Enfin, les caches peuvent quant à eux être attaqués par « Cache poisoning ». L’objectif de l’attaquant est alors d’injecter dans le cache du navigateur un fichier JavaScript en remplacement d’un fichier fourni par le serveur « sain », et dont le script malicieux serait exécuté par le client. Ce risque est à prendre en compte particulièrement dans les réseaux wifi ouverts comme on en trouve par exemple dans des restaurants, mais si ces attaques sont difficiles à détecter et à contrer, le risque s’avère relativement faible d’après les conditions requises pour permettre l’attaque, citées par l’OWASP.

Conclusion

Malgré cette énumération de risques, qui plus est incomplète, il convient d’insister sur le fait qu’ils ne sont pas spécifiques à HTML5 mais au contraire inhérents au web depuis ses débuts.

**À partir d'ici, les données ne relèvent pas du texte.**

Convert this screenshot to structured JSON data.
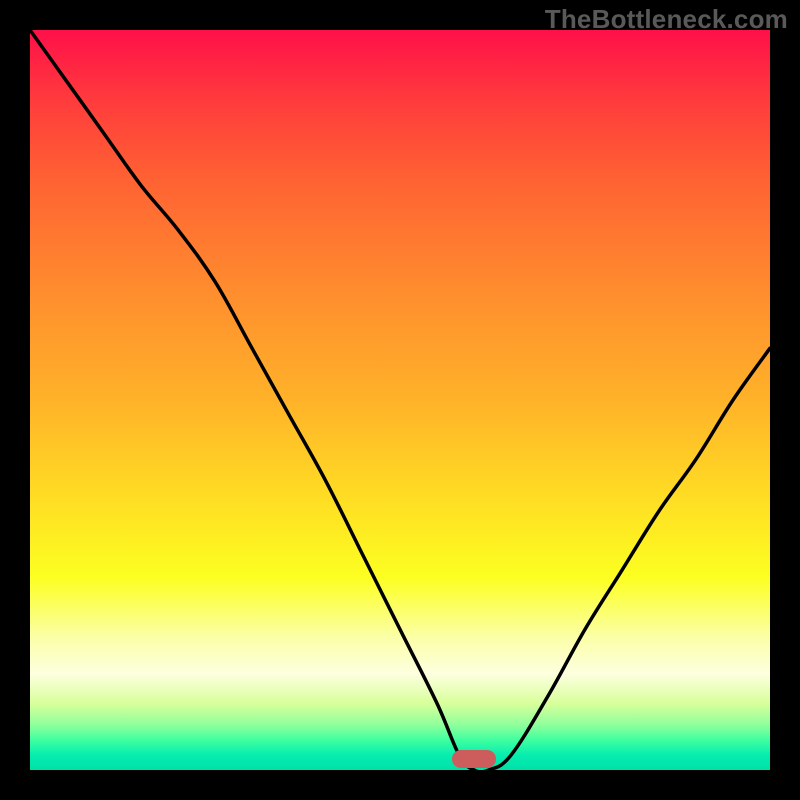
{
  "watermark": "TheBottleneck.com",
  "colors": {
    "background": "#000000",
    "curve": "#000000",
    "marker": "#cd5c5c",
    "gradient_top": "#ff1049",
    "gradient_bottom": "#00e0a8"
  },
  "chart_data": {
    "type": "line",
    "title": "",
    "xlabel": "",
    "ylabel": "",
    "xlim": [
      0,
      100
    ],
    "ylim": [
      0,
      100
    ],
    "grid": false,
    "legend": false,
    "annotations": [
      "TheBottleneck.com"
    ],
    "series": [
      {
        "name": "bottleneck-curve",
        "x": [
          0,
          5,
          10,
          15,
          20,
          25,
          30,
          35,
          40,
          45,
          50,
          55,
          58,
          60,
          62,
          65,
          70,
          75,
          80,
          85,
          90,
          95,
          100
        ],
        "y": [
          100,
          93,
          86,
          79,
          73,
          66,
          57,
          48,
          39,
          29,
          19,
          9,
          2,
          0,
          0,
          2,
          10,
          19,
          27,
          35,
          42,
          50,
          57
        ]
      }
    ],
    "optimal_marker": {
      "x_start": 57,
      "x_end": 63,
      "y": 0
    }
  }
}
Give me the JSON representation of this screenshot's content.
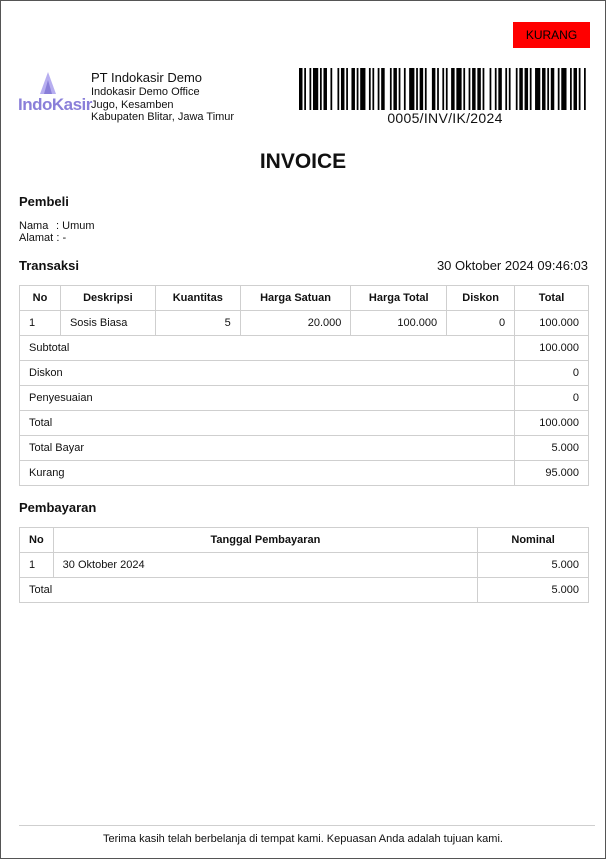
{
  "status": "KURANG",
  "logo": {
    "text": "IndoKasir"
  },
  "company": {
    "name": "PT Indokasir Demo",
    "office": "Indokasir Demo Office",
    "address1": "Jugo, Kesamben",
    "address2": "Kabupaten Blitar, Jawa Timur"
  },
  "invoice_number": "0005/INV/IK/2024",
  "title": "INVOICE",
  "buyer": {
    "section": "Pembeli",
    "name_label": "Nama",
    "name": "Umum",
    "address_label": "Alamat",
    "address": "-"
  },
  "transaction": {
    "section": "Transaksi",
    "date": "30 Oktober 2024 09:46:03",
    "headers": [
      "No",
      "Deskripsi",
      "Kuantitas",
      "Harga Satuan",
      "Harga Total",
      "Diskon",
      "Total"
    ],
    "rows": [
      [
        "1",
        "Sosis Biasa",
        "5",
        "20.000",
        "100.000",
        "0",
        "100.000"
      ]
    ],
    "summary": [
      {
        "label": "Subtotal",
        "value": "100.000"
      },
      {
        "label": "Diskon",
        "value": "0"
      },
      {
        "label": "Penyesuaian",
        "value": "0"
      },
      {
        "label": "Total",
        "value": "100.000"
      },
      {
        "label": "Total Bayar",
        "value": "5.000"
      },
      {
        "label": "Kurang",
        "value": "95.000"
      }
    ]
  },
  "payment": {
    "section": "Pembayaran",
    "headers": [
      "No",
      "Tanggal Pembayaran",
      "Nominal"
    ],
    "rows": [
      [
        "1",
        "30 Oktober 2024",
        "5.000"
      ]
    ],
    "total_label": "Total",
    "total_value": "5.000"
  },
  "footer": "Terima kasih telah berbelanja di tempat kami. Kepuasan Anda adalah tujuan kami."
}
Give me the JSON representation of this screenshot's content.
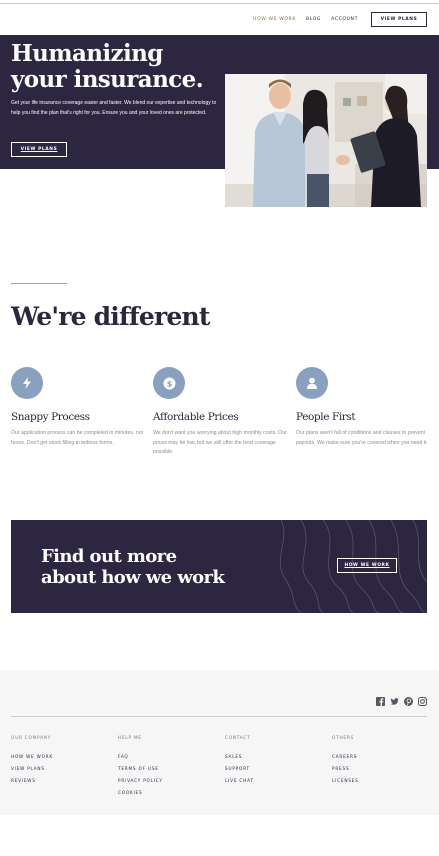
{
  "header": {
    "nav": [
      {
        "label": "HOW WE WORK",
        "active": true
      },
      {
        "label": "BLOG",
        "active": false
      },
      {
        "label": "ACCOUNT",
        "active": false
      }
    ],
    "cta_label": "VIEW PLANS"
  },
  "hero": {
    "title_line1": "Humanizing",
    "title_line2": "your insurance.",
    "body": "Get your life insurance coverage easier and faster. We blend our expertise and technology to help you find the plan that's right for you. Ensure you and your loved ones are protected.",
    "cta_label": "VIEW PLANS"
  },
  "different": {
    "title": "We're different",
    "features": [
      {
        "icon": "lightning-icon",
        "title": "Snappy Process",
        "body": "Our application process can be completed in minutes, not hours. Don't get stuck filling in tedious forms."
      },
      {
        "icon": "dollar-coin-icon",
        "title": "Affordable Prices",
        "body": "We don't want you worrying about high monthly costs. Our prices may be low, but we still offer the best coverage possible."
      },
      {
        "icon": "person-icon",
        "title": "People First",
        "body": "Our plans aren't full of conditions and clauses to prevent payouts. We make sure you're covered when you need it."
      }
    ]
  },
  "banner": {
    "title_line1": "Find out more",
    "title_line2": "about how we work",
    "cta_label": "HOW WE WORK"
  },
  "footer": {
    "social": [
      "facebook-icon",
      "twitter-icon",
      "pinterest-icon",
      "instagram-icon"
    ],
    "columns": [
      {
        "heading": "OUR COMPANY",
        "links": [
          "HOW WE WORK",
          "VIEW PLANS",
          "REVIEWS"
        ]
      },
      {
        "heading": "HELP ME",
        "links": [
          "FAQ",
          "TERMS OF USE",
          "PRIVACY POLICY",
          "COOKIES"
        ]
      },
      {
        "heading": "CONTACT",
        "links": [
          "SALES",
          "SUPPORT",
          "LIVE CHAT"
        ]
      },
      {
        "heading": "OTHERS",
        "links": [
          "CAREERS",
          "PRESS",
          "LICENSES"
        ]
      }
    ]
  },
  "colors": {
    "brand_dark": "#2d2640",
    "icon_blue": "#8aa0bf",
    "accent_line": "#b690b8",
    "nav_active": "#8a6d4a"
  }
}
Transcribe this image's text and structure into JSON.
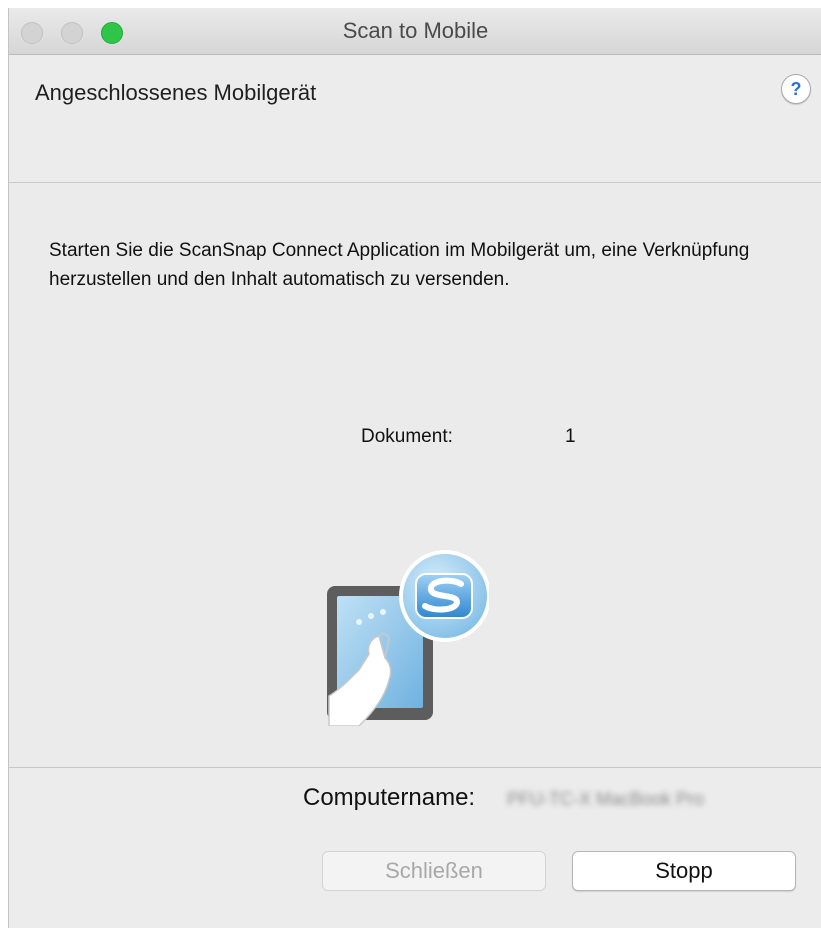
{
  "window": {
    "title": "Scan to Mobile"
  },
  "header": {
    "label": "Angeschlossenes Mobilgerät",
    "help": "?"
  },
  "main": {
    "message": "Starten Sie die ScanSnap Connect Application im Mobilgerät um, eine Verknüpfung herzustellen und den Inhalt automatisch zu versenden.",
    "document_label": "Dokument:",
    "document_count": "1",
    "illustration": "tablet-touch-scansnap-icon"
  },
  "footer": {
    "computer_label": "Computername:",
    "computer_value": "PFU-TC-X MacBook Pro",
    "close_label": "Schließen",
    "stop_label": "Stopp"
  },
  "colors": {
    "zoom_button": "#2ec548",
    "help_glyph": "#2b6fd6",
    "window_bg": "#ececec"
  }
}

La nouveauté avec HTML5 est qu’il offre la possibilité de faire des application plus riches, stockant plus de données localement.
Cela doit simplement inciter les concepteurs et développeurs d’applications web à une certaine vigilance concernant la sécurité des données locales, mais ne vous y méprenez pas, HTML5 constitue bien dès aujourd’hui une formidable opportunité pour vos applications web!